Hybrid event. A registration link will be available shortly.

Reducing inequality of incomes and combating poverty are commonly regarded as the central objectives of welfare states (Saunders, 2021). Most analysis of impacts of the welfare state focus on effects on the distribution of income, but it can also be expected that welfare states structure the level and distribution of wealth, but these effects are not straightforward – and may take a long time to work through.

It has long been argued that social security reduces the level of savings for retirement and thus the level of private wealth (Feldstein, 1974, 1980), but more recently critics of the welfare state such as the US Cato Institute (Edwards, 2019) argue that larger welfare states actually increase the inequality of wealth. This approach cites research by the European Central Bank (Fessler and Schürz, 2019) which shows that the measured inequality of wealth is higher in European countries with relatively more developed welfare states.
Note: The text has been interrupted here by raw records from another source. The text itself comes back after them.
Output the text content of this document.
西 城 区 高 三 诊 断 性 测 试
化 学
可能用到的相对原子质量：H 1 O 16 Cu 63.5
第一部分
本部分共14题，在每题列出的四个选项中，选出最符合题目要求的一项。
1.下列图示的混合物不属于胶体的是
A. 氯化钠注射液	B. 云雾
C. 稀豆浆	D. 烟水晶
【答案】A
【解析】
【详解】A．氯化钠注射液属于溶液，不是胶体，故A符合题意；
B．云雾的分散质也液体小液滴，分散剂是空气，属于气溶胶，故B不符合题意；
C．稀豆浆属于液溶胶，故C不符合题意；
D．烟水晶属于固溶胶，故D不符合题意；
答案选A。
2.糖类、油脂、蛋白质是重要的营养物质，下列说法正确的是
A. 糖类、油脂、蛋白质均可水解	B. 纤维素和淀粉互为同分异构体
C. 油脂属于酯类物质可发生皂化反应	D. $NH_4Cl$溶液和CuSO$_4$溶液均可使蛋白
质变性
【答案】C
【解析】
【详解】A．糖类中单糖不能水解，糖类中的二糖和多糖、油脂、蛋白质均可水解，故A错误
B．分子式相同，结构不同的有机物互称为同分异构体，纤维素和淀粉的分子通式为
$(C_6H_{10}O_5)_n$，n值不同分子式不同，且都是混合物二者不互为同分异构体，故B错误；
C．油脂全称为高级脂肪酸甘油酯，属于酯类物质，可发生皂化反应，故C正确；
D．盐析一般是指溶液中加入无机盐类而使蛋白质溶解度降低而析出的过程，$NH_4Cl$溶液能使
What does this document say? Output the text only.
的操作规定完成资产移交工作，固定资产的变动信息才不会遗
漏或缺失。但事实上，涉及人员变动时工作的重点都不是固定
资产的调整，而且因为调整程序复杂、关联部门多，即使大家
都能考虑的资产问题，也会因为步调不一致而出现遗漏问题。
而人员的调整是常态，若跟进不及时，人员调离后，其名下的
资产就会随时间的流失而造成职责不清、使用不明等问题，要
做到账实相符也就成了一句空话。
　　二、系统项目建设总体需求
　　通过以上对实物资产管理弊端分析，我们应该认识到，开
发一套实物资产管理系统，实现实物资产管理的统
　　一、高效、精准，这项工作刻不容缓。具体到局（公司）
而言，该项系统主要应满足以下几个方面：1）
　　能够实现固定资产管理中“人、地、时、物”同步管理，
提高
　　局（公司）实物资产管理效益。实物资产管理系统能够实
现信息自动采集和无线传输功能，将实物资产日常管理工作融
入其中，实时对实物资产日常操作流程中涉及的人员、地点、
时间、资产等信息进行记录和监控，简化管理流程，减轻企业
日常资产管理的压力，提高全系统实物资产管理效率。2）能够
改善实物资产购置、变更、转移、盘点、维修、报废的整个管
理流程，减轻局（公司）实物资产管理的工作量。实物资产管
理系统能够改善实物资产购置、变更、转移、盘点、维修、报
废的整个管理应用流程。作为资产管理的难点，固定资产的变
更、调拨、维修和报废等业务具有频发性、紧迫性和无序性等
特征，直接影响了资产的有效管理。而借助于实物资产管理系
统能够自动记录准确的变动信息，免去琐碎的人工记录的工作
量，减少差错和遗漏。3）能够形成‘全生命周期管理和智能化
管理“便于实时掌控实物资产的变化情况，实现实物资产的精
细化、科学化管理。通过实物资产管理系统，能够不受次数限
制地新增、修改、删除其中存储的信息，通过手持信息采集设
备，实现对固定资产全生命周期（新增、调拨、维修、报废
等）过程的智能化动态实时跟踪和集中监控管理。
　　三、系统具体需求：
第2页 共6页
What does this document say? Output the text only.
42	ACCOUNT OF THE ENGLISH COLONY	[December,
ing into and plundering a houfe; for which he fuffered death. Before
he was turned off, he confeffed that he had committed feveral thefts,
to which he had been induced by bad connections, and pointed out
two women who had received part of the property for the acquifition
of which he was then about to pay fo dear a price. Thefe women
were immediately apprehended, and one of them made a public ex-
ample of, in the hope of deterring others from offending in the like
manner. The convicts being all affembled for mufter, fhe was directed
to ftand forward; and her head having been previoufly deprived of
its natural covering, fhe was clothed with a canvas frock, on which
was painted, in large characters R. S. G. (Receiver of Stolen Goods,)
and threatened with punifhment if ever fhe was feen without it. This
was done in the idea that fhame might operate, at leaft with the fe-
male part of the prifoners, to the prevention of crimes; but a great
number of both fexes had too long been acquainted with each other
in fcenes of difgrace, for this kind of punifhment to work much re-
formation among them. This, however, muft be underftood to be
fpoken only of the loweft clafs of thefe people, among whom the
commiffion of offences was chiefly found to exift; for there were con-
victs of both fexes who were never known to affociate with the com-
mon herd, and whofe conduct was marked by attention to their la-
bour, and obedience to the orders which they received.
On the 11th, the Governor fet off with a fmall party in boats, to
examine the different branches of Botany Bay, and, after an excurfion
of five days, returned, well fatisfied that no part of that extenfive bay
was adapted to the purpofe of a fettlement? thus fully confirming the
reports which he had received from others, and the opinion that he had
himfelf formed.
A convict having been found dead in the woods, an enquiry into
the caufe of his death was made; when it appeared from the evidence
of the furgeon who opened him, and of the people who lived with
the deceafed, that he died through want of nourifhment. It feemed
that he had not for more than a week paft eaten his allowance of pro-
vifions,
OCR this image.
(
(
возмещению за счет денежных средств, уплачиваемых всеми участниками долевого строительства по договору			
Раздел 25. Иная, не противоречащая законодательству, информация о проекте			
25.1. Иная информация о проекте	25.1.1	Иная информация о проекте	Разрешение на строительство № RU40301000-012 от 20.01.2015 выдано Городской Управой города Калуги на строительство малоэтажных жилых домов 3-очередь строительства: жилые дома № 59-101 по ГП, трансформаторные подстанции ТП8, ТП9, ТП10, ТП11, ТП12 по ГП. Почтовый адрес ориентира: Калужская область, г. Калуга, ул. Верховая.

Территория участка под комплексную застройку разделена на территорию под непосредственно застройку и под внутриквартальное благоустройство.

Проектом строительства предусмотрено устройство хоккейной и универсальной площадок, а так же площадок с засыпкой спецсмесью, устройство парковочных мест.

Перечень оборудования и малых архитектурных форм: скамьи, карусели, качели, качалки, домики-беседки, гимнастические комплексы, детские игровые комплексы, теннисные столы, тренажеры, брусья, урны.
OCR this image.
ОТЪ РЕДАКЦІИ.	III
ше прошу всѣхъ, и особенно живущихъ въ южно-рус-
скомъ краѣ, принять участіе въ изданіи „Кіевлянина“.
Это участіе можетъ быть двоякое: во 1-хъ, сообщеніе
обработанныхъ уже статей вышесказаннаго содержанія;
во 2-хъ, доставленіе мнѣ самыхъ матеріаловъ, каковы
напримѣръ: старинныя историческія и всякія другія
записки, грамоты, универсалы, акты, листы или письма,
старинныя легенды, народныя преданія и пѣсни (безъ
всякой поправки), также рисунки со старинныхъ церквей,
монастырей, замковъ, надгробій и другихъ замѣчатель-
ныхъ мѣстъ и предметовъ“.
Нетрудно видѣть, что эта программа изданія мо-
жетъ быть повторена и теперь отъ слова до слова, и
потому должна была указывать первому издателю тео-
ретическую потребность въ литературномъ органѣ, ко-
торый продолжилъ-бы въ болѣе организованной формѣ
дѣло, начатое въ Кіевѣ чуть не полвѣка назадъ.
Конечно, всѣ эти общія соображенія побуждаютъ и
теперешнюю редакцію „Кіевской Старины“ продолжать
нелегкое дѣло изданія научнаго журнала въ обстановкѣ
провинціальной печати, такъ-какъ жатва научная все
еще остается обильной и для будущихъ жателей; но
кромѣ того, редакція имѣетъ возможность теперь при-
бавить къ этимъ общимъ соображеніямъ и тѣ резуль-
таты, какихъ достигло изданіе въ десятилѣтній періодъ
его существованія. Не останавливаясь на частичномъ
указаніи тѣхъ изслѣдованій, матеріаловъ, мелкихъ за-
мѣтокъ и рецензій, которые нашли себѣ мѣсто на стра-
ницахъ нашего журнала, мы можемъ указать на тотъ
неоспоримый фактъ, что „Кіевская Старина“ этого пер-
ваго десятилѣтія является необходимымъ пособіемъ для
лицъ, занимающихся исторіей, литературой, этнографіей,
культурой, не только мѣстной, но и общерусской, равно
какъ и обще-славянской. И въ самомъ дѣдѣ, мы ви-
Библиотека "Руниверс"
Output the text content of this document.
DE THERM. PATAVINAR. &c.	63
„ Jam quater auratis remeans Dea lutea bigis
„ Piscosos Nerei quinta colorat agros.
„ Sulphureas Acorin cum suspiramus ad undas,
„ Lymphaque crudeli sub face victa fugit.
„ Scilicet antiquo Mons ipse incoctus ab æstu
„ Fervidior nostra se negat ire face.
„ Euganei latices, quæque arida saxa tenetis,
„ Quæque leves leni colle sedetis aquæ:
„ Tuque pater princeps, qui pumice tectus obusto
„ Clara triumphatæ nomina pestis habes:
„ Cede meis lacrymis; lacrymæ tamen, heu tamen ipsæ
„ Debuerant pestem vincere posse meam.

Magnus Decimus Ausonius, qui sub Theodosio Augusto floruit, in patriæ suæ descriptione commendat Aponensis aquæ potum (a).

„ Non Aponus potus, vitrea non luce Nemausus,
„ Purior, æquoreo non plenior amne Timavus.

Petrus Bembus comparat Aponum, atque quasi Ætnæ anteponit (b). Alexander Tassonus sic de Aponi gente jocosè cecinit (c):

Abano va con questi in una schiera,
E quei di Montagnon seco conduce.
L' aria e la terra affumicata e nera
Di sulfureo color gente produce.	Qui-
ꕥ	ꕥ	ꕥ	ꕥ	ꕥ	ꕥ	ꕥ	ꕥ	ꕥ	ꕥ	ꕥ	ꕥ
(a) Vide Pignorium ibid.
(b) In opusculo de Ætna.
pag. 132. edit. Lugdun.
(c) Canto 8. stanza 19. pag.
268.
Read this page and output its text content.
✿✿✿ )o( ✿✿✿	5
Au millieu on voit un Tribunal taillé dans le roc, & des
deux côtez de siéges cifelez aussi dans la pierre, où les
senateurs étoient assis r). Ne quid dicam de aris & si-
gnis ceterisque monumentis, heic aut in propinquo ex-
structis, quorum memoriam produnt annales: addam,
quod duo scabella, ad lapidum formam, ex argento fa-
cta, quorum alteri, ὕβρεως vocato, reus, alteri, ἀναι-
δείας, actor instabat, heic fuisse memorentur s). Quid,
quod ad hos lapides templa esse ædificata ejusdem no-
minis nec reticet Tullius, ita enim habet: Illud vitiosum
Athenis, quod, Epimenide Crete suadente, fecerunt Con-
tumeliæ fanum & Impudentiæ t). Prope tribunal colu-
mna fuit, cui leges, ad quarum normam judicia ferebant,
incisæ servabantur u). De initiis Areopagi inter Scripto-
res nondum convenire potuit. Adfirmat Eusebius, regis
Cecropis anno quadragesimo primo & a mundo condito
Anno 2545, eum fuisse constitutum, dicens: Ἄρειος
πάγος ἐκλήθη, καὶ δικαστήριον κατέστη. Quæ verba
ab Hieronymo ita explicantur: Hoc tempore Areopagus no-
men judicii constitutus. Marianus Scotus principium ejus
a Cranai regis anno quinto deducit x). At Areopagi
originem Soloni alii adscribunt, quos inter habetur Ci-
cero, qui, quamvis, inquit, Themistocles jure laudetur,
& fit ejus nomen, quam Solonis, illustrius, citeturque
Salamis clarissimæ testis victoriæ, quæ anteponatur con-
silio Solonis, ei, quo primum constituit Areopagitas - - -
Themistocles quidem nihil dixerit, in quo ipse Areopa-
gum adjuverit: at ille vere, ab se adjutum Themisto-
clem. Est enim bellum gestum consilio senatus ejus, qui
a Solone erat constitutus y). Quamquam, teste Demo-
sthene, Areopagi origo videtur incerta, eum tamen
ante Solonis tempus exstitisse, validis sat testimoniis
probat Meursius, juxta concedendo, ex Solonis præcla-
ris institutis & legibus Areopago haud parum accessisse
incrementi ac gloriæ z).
This paper analyses the relationship between the size and structure of welfare state spending and the size and distribution of private and public pension wealth. In the context of increasing concerns about increasing inequality of wealth, particularly in access to housing, the paper also analyses the vulnerability of different welfare state designs to differing risks, including the reliability of public pension wealth due to population ageing and the insecurity of private pension wealth due to market volatility.

Speaker bio:
Peter Whiteford (FASSA) is a Professor in the Crawford School of Public Policy at The Australian National University, Canberra. He is the Director of the Social Policy Institute and a Fellow of the Tax and Transfer Policy Institute in the Crawford School. His research focus is on international comparisons of social security policies, and on inequality and redistribution. He has previously worked for the Australian government, at the Social Policy Research Centre at the University of New South Wales in Sydney and in the Social Policy Research Unit at the University of York in the United Kingdom, as well as in the Directorate of Employment, Labour and Social Affairs of the Organisation for Economic Co-operation and Development in Paris. In 2008, he was appointed by the Australian government to the Reference Group for the Harmer Review of the Australian pension system. In 2018 he was elected as a Fellow of the Academy of Social Sciences in Australia. In 2022 he was appointed to the Australian Government Economic Inclusion Advisory Committee.